Ini bertentangan dengan karakter media sosial yang cepat dan liar. Jika admin salah berkomunikasi sedikit saja, urusan bisa panjang. Di sisi lain, pengelola akun media sosial dituntut untuk terus berceloteh sesuai dengan fungsi media sosial yang memang untuk berceloteh. Jika admin pendiam, ia akan ditinggalkan.
Sebenarnya, sebuah organisasi, apalagi organisasi Islam, bukan tidak butuh media sosial. Justru saat ini keberadaan media sosial sudah menggeser dominasi situs internet. Jika dulu media cetak kalah bersaing dengan media online, maka sekarang media online kalah bersaing dengan media sosial. Begitulah sejarah mengajarkan kepada kita. Masa kejayaan akan selalu digilirkan oleh Allah Ta'ala.

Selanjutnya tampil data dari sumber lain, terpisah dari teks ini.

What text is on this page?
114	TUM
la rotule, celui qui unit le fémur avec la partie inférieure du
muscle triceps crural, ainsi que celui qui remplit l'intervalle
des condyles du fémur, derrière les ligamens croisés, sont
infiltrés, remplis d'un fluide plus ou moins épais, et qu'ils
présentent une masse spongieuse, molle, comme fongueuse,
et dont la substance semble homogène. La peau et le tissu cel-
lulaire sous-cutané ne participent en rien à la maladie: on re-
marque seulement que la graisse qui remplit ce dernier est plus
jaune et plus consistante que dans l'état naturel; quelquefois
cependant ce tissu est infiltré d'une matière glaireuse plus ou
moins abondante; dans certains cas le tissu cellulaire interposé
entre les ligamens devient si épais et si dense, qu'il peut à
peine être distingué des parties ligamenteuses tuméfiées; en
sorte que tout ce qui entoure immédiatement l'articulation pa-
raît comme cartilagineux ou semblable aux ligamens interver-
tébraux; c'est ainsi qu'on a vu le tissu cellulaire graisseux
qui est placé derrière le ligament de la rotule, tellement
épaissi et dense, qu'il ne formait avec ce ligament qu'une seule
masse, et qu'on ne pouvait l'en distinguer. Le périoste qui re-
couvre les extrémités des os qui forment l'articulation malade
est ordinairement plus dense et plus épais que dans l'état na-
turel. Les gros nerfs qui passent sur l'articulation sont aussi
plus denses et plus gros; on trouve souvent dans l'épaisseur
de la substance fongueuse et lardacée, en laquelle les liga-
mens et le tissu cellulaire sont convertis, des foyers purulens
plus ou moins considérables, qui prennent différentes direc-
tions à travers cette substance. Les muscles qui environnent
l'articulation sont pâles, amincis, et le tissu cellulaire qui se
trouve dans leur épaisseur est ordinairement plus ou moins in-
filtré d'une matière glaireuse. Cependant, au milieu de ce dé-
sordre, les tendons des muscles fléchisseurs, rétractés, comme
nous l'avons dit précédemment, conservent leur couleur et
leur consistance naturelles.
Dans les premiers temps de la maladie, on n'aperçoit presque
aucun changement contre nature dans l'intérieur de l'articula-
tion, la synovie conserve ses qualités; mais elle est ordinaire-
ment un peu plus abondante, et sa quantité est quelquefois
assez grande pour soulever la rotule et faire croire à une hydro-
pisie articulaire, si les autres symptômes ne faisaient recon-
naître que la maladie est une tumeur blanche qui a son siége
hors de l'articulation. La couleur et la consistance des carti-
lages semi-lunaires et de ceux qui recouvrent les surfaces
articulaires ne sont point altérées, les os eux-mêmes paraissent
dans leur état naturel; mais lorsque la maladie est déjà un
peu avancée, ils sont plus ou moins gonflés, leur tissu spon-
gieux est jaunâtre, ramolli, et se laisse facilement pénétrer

Namun, pemanfaatan media sosial jelas berbeda dengan media (atau situs) online. Media sosial lebih pas jika dipakai untuk ngobrol. Karena itu, sebagaimana lumrahnya sebuah obrolan, media sosial butuh bahan baku. Inilah yang harus disediakan oleh organisasi atau perusahaan besar.
Bahan baku obrolan tersebut bisa berupa program kegiatan, pernyataan publik, atau produk-produk lain yang memang dibuat agar diketahui oleh masyarakat. Bahan baku ini kemudian dirilis secara hati-hati oleh media massa milik organisasi seperti situs web. Lalu, media sosial menjadikannya bahan obrolan.
Bila banyak akun media sosial yang ikut mengobrol tentang bahan baku tadi, maka mulailah terjadi sahut-menyahut. "Istilahnya, resonansi!" jelas Ismail Fahmi, pemilik sekaligus pembuat drone emprit yang belakangan ramai dibicarakan karena kemampuannya mengetahui tema-tema obrolan yang paling ramai dibicarakan di jagad sosial media, saat berbagi ilmu dengan anggota Komisi Informasi dan Komunikasi MUI Pusat pertengahan Januari 2021.
Resonansi ini mirip dengan gema. Jika kita teriak di dalam gua, maka satu teriakan kita akan dipantulkan berkali-kali oleh dinding gua sehingga terdengar ramai sekali.
Dalam beberapa kasus, akun-akun media sosial sengaja dibuat untuk meramaikan obrolan bahan baku yang telah diumpankan oleh media massa. Jumlah akun-akun bikinan ini bisa sangat banyak sehingga isu yang diobrolkan menjadi tranding topik. Kita biasa menyebut pemilik akun-akun buatan ini dengan buzzer.
Organisasi yang memiliki massa banyak tentu tak perlu menyewa para buzzer untuk membuat sebuah isu menjadi tranding topik. Sebab, mereka sudah memiliki massa yang sebagian besar punya akun media sosial. Apalagi organisasi massa berbasis kader yang tersebar merata di seluruh propinsi. Mereka bahkan bisa menentukan isu mana yang akan dijadikan trending dan isu mana yang akan "ditenggelamkan"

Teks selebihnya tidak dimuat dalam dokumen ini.